Going back to the point of her “romance” with Barry, is romance even really necessary? Every story could use a bit of romance, sure, but in this case, such a desperate attempt to force in a love line is a distraction to the more important story arcs and character development. What’s worse is that there’s no chemistry between Iris and Barry–even the chemistry between Caitlyn and Ronnie seems forced at times. The best love line for me might be Dr. Stein and Clarissa. Or even Snart and his cold gun.

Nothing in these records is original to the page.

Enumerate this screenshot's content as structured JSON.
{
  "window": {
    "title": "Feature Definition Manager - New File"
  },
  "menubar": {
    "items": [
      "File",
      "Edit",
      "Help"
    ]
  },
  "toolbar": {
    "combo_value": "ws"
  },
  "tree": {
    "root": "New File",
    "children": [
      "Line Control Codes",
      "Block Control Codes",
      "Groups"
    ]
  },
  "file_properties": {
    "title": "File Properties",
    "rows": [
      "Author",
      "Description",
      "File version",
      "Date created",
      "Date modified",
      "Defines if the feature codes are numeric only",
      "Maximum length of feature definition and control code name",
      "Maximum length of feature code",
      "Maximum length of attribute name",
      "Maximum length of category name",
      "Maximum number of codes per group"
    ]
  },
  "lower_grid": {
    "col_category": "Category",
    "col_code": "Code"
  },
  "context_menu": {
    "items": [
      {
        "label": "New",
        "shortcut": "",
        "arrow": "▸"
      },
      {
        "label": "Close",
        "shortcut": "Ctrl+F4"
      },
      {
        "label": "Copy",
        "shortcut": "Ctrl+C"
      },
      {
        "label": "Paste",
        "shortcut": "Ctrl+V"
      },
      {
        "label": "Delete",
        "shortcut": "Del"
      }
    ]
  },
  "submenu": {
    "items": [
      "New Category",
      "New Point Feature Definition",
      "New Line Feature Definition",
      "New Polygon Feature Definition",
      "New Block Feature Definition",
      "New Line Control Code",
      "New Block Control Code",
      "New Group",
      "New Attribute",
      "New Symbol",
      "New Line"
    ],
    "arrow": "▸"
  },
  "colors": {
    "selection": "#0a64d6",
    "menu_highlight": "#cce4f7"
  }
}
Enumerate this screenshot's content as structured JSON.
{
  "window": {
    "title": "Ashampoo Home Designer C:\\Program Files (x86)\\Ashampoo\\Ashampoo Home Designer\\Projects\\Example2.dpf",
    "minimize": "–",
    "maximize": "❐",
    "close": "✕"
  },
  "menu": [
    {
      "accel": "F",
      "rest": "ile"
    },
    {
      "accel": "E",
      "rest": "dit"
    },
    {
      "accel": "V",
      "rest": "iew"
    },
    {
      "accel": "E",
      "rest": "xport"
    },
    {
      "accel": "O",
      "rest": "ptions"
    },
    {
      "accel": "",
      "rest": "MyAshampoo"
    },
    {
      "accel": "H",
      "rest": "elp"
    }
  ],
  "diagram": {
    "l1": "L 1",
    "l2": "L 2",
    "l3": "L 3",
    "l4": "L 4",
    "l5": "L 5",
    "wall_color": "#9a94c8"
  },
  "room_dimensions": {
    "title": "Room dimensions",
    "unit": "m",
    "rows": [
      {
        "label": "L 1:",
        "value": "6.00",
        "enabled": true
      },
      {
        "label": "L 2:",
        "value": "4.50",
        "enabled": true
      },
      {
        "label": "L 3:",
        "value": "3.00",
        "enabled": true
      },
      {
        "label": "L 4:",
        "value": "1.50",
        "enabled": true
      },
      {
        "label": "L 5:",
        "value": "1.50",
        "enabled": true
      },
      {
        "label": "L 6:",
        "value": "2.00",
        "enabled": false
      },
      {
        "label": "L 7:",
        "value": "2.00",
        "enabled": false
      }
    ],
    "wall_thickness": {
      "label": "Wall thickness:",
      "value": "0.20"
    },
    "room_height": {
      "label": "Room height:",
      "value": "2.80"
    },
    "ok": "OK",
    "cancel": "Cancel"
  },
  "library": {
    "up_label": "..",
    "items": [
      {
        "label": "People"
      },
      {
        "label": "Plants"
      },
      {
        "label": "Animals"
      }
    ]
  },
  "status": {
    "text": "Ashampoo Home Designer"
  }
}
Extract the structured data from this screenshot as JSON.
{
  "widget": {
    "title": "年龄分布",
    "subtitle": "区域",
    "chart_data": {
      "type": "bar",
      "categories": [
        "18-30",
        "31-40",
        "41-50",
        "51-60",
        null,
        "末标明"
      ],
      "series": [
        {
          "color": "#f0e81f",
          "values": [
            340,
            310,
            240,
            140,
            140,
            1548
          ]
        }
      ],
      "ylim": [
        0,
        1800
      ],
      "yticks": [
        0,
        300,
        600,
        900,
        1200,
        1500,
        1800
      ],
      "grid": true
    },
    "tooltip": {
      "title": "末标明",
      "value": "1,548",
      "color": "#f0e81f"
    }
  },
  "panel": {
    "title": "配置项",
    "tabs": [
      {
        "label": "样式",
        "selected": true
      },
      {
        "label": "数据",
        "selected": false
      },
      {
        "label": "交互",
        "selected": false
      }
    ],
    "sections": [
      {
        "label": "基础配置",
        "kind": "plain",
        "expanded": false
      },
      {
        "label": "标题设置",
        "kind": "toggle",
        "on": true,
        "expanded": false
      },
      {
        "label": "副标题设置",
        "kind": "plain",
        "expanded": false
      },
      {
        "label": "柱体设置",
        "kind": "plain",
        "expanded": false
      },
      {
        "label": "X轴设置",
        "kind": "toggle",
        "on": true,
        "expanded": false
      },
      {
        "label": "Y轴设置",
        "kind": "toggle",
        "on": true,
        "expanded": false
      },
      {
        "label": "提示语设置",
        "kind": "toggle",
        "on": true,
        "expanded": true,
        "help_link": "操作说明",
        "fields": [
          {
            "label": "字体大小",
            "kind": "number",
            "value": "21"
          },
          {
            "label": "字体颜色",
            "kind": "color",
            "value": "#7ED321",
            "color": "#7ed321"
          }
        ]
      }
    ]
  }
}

Moving on, my next biggest qualm, hands down, has to be the ridiculous season finale which made no pragmatic sense whatsoever. Oh, okay, Barry gets the chance to go back in time to save his mother! Yea… but with the risk of turning into dust and unleashing a black hole that will undoubtedly kill everyone in the planet, which is billions of people… but in this case, he’s told to think about himself for once. Many times he thought of maybe a handful of other people before himself, but this time, go ahead and gamble billions of lives to maybe be able to save your mother (which should have been near impossible given the circumstances). Barry takes the risk, goes, and then decides, “Nah, not gonna save her,” and what happens is Eddie has to kill himself and the black hole indeed forms and causes mass destruction as predicted. Even if he manages to stop it in the next season (which of course he will), it would have already taken thousands of lives, which in no way makes up for maybe the hundreds he had saved thus far.
In conclusion, he risked billions of human lives, definitely killed thousands, and bereaved Iris her beloved fiancé to not save his mother or actually do anything whatsoever. Good job.
Either way, I will probably start the second season soon if I can and I hope that it’ll be better!